Taiwan, US officials hold rare meeting

US White House adviser John Bolton met Taiwan's national security chief David Lee this month. (AAP)

Senior national security officials from the US and Taiwan have met in the first such meeting in four decades, according to the Taiwanese foreign ministry.

Senior national security officials from the US and Taiwan have met to deepen cooperation, the government in Taipei says, the first such meeting in four decades as tensions between the US and China increase.

Taiwan's national security chief David Lee met White House security adviser John Bolton this month, the island's foreign affairs ministry said on Saturday.

The official Central News Agency said the meeting was the first since the island and the US ended formal diplomatic ties in 1979.

China considers Taiwan a renegade province, to be reclaimed by force if necessary, and the meeting is likely to anger Beijing further.

The diplomatic temperature has risen in recent weeks amid an escalating trade war, US sanctions and China's increasingly muscular military posture in the South China Sea, where the US conducts freedom of navigation patrols.

The rare meeting will be viewed by Taiwan as a sign of support from the Trump administration, with tensions also rising between Taipei and Beijing.

The meeting reportedly took place during Lee's May 13-21 visit to the US.

"During the trip, together with US government officials, Secretary-General Lee met with representatives from our diplomatic allies, reiterating support and commitment to a free and open Indo-Pacific region," the statement said.

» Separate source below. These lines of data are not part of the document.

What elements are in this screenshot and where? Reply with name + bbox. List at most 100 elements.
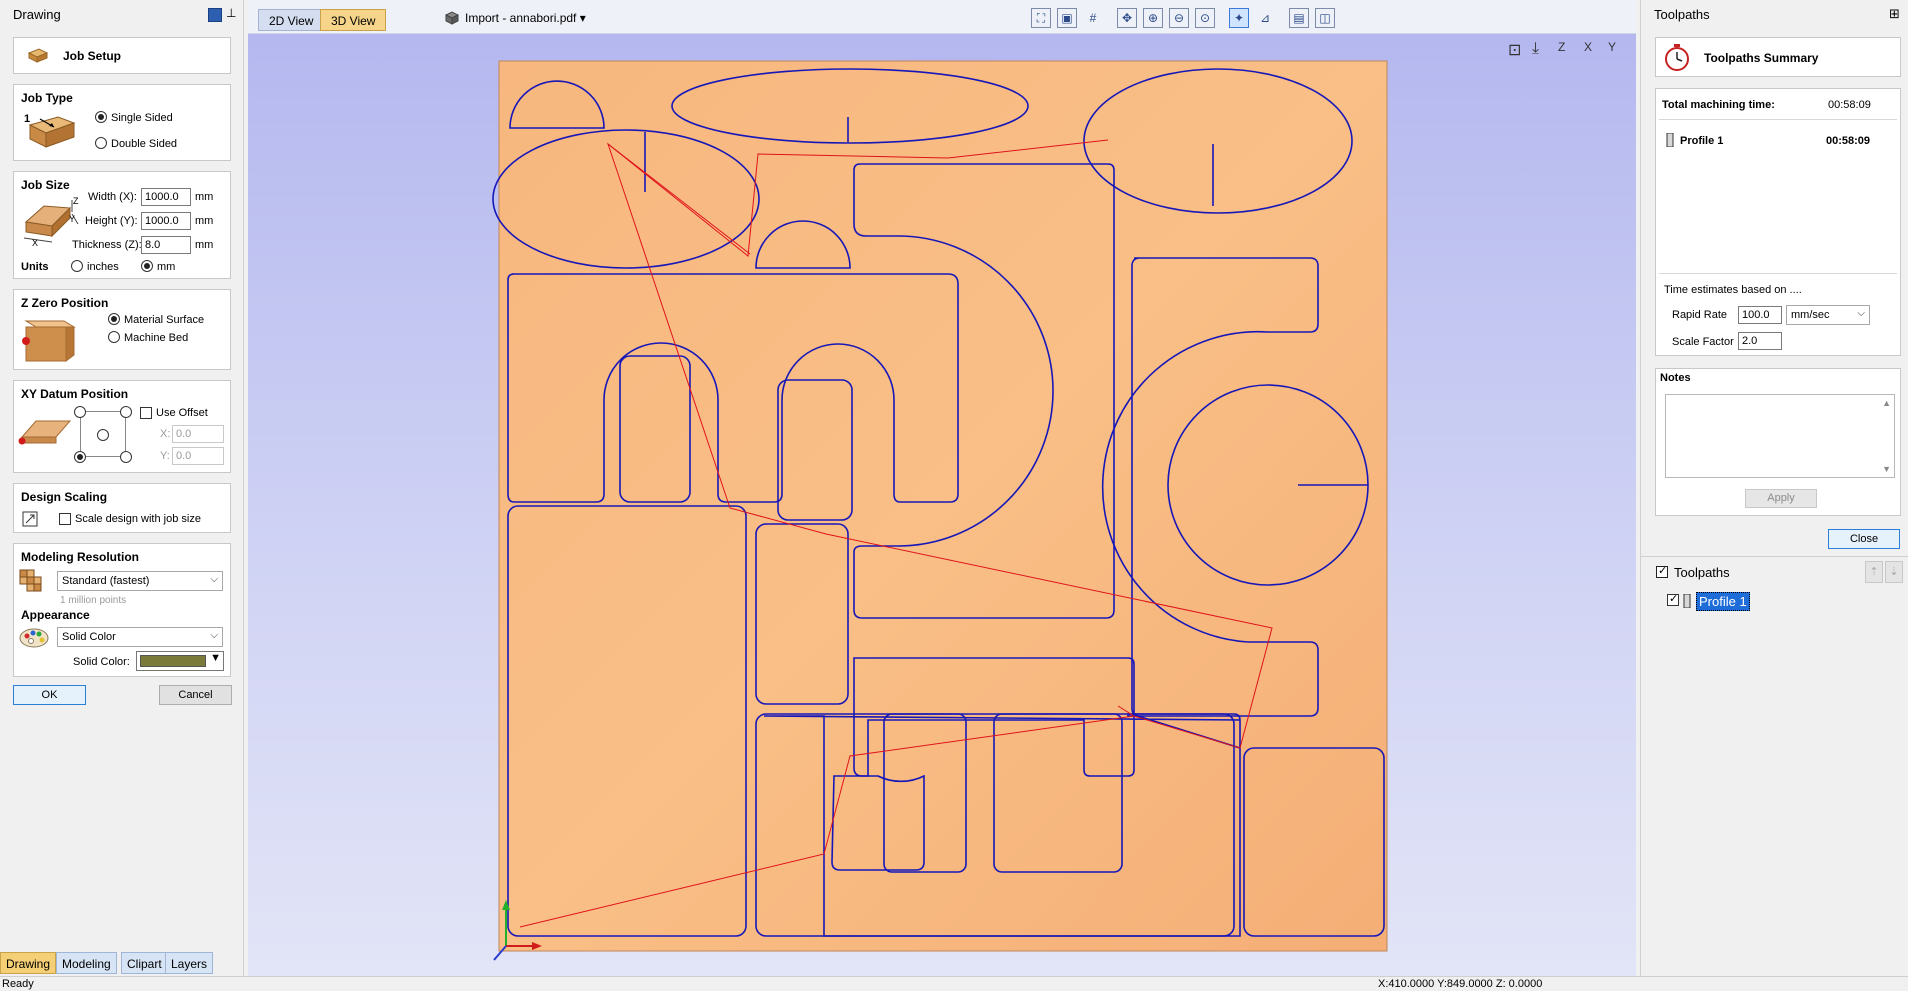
scale-design-checkbox[interactable] xyxy=(59,513,71,525)
grid-icon[interactable]: # xyxy=(1083,8,1103,28)
thickness-input[interactable]: 8.0 xyxy=(141,236,191,254)
tab-2d-view[interactable]: 2D View xyxy=(258,9,325,31)
width-input[interactable]: 1000.0 xyxy=(141,188,191,206)
notes-textarea[interactable]: ▲ ▼ xyxy=(1665,394,1895,478)
dropdown-arrow-icon: ▾ xyxy=(579,11,586,25)
light-icon[interactable]: ✦ xyxy=(1229,8,1249,28)
layout-2-icon[interactable]: ◫ xyxy=(1315,8,1335,28)
pin-icon[interactable] xyxy=(208,8,222,22)
material-preview[interactable] xyxy=(248,34,1636,976)
machine-bed-label: Machine Bed xyxy=(124,332,189,344)
height-unit: mm xyxy=(195,215,214,227)
offset-y-label: Y: xyxy=(160,450,170,462)
toolpath-item-label: Profile 1 xyxy=(1696,592,1750,611)
file-dropdown[interactable]: Import - annabori.pdf ▾ xyxy=(465,11,586,25)
job-type-group: Job Type 1 Single Sided Double Sided xyxy=(13,84,231,161)
total-time-label: Total machining time: xyxy=(1662,99,1775,111)
palette-icon xyxy=(19,628,49,648)
appearance-select[interactable]: Solid Color ⌵ xyxy=(57,627,223,647)
drawing-panel: Drawing ⊥ Job Setup Job Type 1 Single Si… xyxy=(0,0,244,976)
single-sided-icon xyxy=(28,116,76,148)
total-time-value: 00:58:09 xyxy=(1828,99,1871,111)
view-tab-bar: 2D View 3D View Import - annabori.pdf ▾ … xyxy=(248,0,1636,34)
rapid-unit-value: mm/sec xyxy=(1791,309,1830,321)
mm-radio[interactable] xyxy=(141,260,153,272)
datum-bottom-left-radio[interactable] xyxy=(74,451,86,463)
render-icon[interactable]: ⊿ xyxy=(1255,8,1275,28)
color-swatch xyxy=(140,655,206,667)
layout-1-icon[interactable]: ▤ xyxy=(1289,8,1309,28)
job-setup-header[interactable]: Job Setup xyxy=(13,37,231,74)
datum-top-right-radio[interactable] xyxy=(120,406,132,418)
chevron-down-icon: ⌵ xyxy=(1857,308,1865,319)
thickness-label: Thickness (Z): xyxy=(72,239,142,251)
double-sided-radio[interactable] xyxy=(95,137,107,149)
tab-layers[interactable]: Layers xyxy=(165,952,214,974)
panel-title: Drawing xyxy=(13,7,61,22)
single-sided-label: Single Sided xyxy=(111,112,173,124)
job-setup-label: Job Setup xyxy=(63,49,122,63)
ok-button[interactable]: OK xyxy=(13,685,86,705)
solid-color-label: Solid Color: xyxy=(73,656,130,668)
close-button[interactable]: Close xyxy=(1828,529,1900,549)
profile-time: 00:58:09 xyxy=(1826,135,1871,147)
scale-design-label: Scale design with job size xyxy=(75,513,201,525)
design-scaling-title: Design Scaling xyxy=(21,490,108,504)
close-panel-icon[interactable]: ⊥ xyxy=(226,6,236,20)
use-offset-checkbox[interactable] xyxy=(140,407,152,419)
scale-factor-input[interactable]: 2.0 xyxy=(1738,332,1782,350)
solid-color-picker[interactable]: ▼ xyxy=(136,651,224,671)
summary-divider xyxy=(1659,119,1897,120)
apply-button[interactable]: Apply xyxy=(1745,489,1817,508)
job-type-title: Job Type xyxy=(21,91,73,105)
3d-viewport[interactable]: ⊡ ⤓ Z X Y xyxy=(248,34,1636,976)
toolpath-item[interactable]: ✓ Profile 1 xyxy=(1655,592,1905,611)
tab-3d-view[interactable]: 3D View xyxy=(320,9,387,31)
datum-top-left-radio[interactable] xyxy=(74,406,86,418)
status-text: Ready xyxy=(2,978,34,990)
zoom-in-icon[interactable]: ⊕ xyxy=(1143,8,1163,28)
tab-drawing[interactable]: Drawing xyxy=(0,952,57,974)
appearance-title: Appearance xyxy=(21,608,90,622)
inches-radio[interactable] xyxy=(71,260,83,272)
datum-center-radio[interactable] xyxy=(97,429,109,441)
offset-x-input[interactable]: 0.0 xyxy=(172,425,224,443)
tab-clipart[interactable]: Clipart xyxy=(121,952,168,974)
notes-scroll-up-icon[interactable]: ▲ xyxy=(1882,398,1891,408)
color-dropdown-icon: ▼ xyxy=(210,652,221,664)
single-sided-radio[interactable] xyxy=(95,111,107,123)
notes-scroll-down-icon[interactable]: ▼ xyxy=(1882,464,1891,474)
z-zero-group: Z Zero Position Material Surface Machine… xyxy=(13,289,231,370)
height-input[interactable]: 1000.0 xyxy=(141,212,191,230)
datum-bottom-right-radio[interactable] xyxy=(120,451,132,463)
pin-icon[interactable]: ⊞ xyxy=(1889,6,1900,22)
material-surface-radio[interactable] xyxy=(108,313,120,325)
z-zero-title: Z Zero Position xyxy=(21,296,109,310)
summary-content: Total machining time: 00:58:09 Profile 1… xyxy=(1655,88,1901,356)
resolution-icon xyxy=(19,569,42,592)
z-zero-icon xyxy=(22,320,76,362)
toolpath-item-checkbox[interactable]: ✓ xyxy=(1667,593,1679,606)
rapid-unit-select[interactable]: mm/sec ⌵ xyxy=(1786,305,1870,325)
zoom-extents-icon[interactable]: ⛶ xyxy=(1031,8,1051,28)
tab-modeling[interactable]: Modeling xyxy=(56,952,117,974)
toolpaths-list-title: Toolpaths xyxy=(1674,565,1730,580)
zoom-box-icon[interactable]: ▣ xyxy=(1057,8,1077,28)
toolpaths-list-header: ✓ Toolpaths ⇡ ⇣ xyxy=(1641,556,1908,586)
toolpaths-all-checkbox[interactable]: ✓ xyxy=(1656,565,1668,578)
move-up-icon[interactable]: ⇡ xyxy=(1865,561,1883,583)
double-sided-label: Double Sided xyxy=(111,138,178,150)
zoom-selected-icon[interactable]: ⊙ xyxy=(1195,8,1215,28)
offset-y-input[interactable]: 0.0 xyxy=(172,447,224,465)
machine-bed-radio[interactable] xyxy=(108,331,120,343)
rapid-rate-input[interactable]: 100.0 xyxy=(1738,306,1782,324)
clock-icon xyxy=(1665,44,1689,71)
scale-icon xyxy=(22,511,38,527)
cursor-coordinates: X:410.0000 Y:849.0000 Z: 0.0000 xyxy=(1378,978,1543,990)
cancel-button[interactable]: Cancel xyxy=(159,685,232,705)
resolution-select[interactable]: Standard (fastest) ⌵ xyxy=(57,571,223,591)
pan-icon[interactable]: ✥ xyxy=(1117,8,1137,28)
move-down-icon[interactable]: ⇣ xyxy=(1885,561,1903,583)
modeling-resolution-title: Modeling Resolution xyxy=(21,550,139,564)
zoom-out-icon[interactable]: ⊖ xyxy=(1169,8,1189,28)
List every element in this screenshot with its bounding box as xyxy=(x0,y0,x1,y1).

Beijing regularly calls Taiwan the most sensitive and important issue in ties with the US, which has no formal Taiwan ties but is the island's main arms source.

The US has in recent months increased the frequency of patrols through the strategic Taiwan Strait, despite opposition from China.

China has been ramping up military and diplomatic pressure to assert its sovereignty over the island, including conducting drills near Taiwan.

Earlier in May, the US House of Representatives backed legislation supporting Taiwan as members of the US Congress pushed for a sharper approach to relations with Beijing. The Pentagon says Washington has sold Taipei more than $US15 billion ($A22 billion) in arms since 2010.